Currently, Horstmeyer is collaborating with researchers in the neuroscience community, such as Eva Naumann in Duke’s Neurobiology Department, to use the microscope to observe animal models, like zebrafish, as they freely move around and interact across a large area.

“We can outfit the microscope with fluorescent filters, which match up with fluorescent tags in the animal models, and that allows us to measure their neural activity as they freely move around and interact within their environment,” he says. “It’s a great tool because it allows us to see and record many things happening simultaneously, so we aren’t limited to looking at one small area or working with just one organism at a time.”

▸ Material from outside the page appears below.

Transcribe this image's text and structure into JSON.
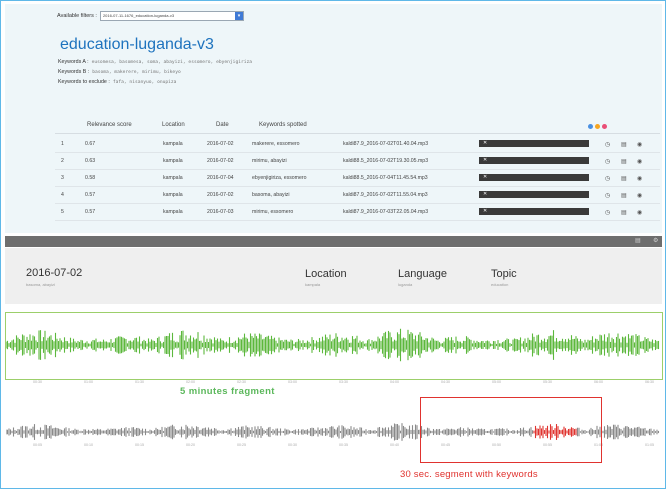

Horstmeyer and his collaborators have been able to translate this technology into their own startup, Ramona Optics, where they’ll continue to develop and manufacture the MCAM.

Peering Beneath Tissue

One of the lab’s newest projects involves using light to measure biological events deep inside tissue. One of the simplest and oldest tools currently available involves placing a small light source, like an LED, on the tissue surface, and then measuring the brightness of scattered light at a variety of other locations. This technique is particularly popular for measuring blood flow within the head. As light shines from the LED, blood will absorb the scattered light and affect the amount that ultimately hits each detector, resulting in measurable dips in brightness.

“If you place multiple LEDs and sensors in different locations across the head, you can back out a really low-resolution image of blood flow, similar to a low-quality MRI. Then you can see how blood flow to certain areas of the brain changes when the subject completes different tasks,” says Horstmeyer. “We are changing this approach by using laser light, and instead of measuring how much light is absorbed, we’re measuring how fast blood is moving at different locations, by detecting the rapid variation of the laser light over time.”

To achieve this, the team has modified a technique known as diffuse correlation spectroscopy, where they’re now using thousands of highly sensitive “single-photon avalanche diode” sensors placed into an array, to quickly detect even the slightest changes in light.

“For our first tests we’re just trying to see what the smallest changes are that we can detect, and how quickly can we see them,” says Horstmeyer. “Our first results are really promising, and we’re now beginning to measure how blood flow changes during certain behavioral activities and similar applications. It’s an exciting prospect for us.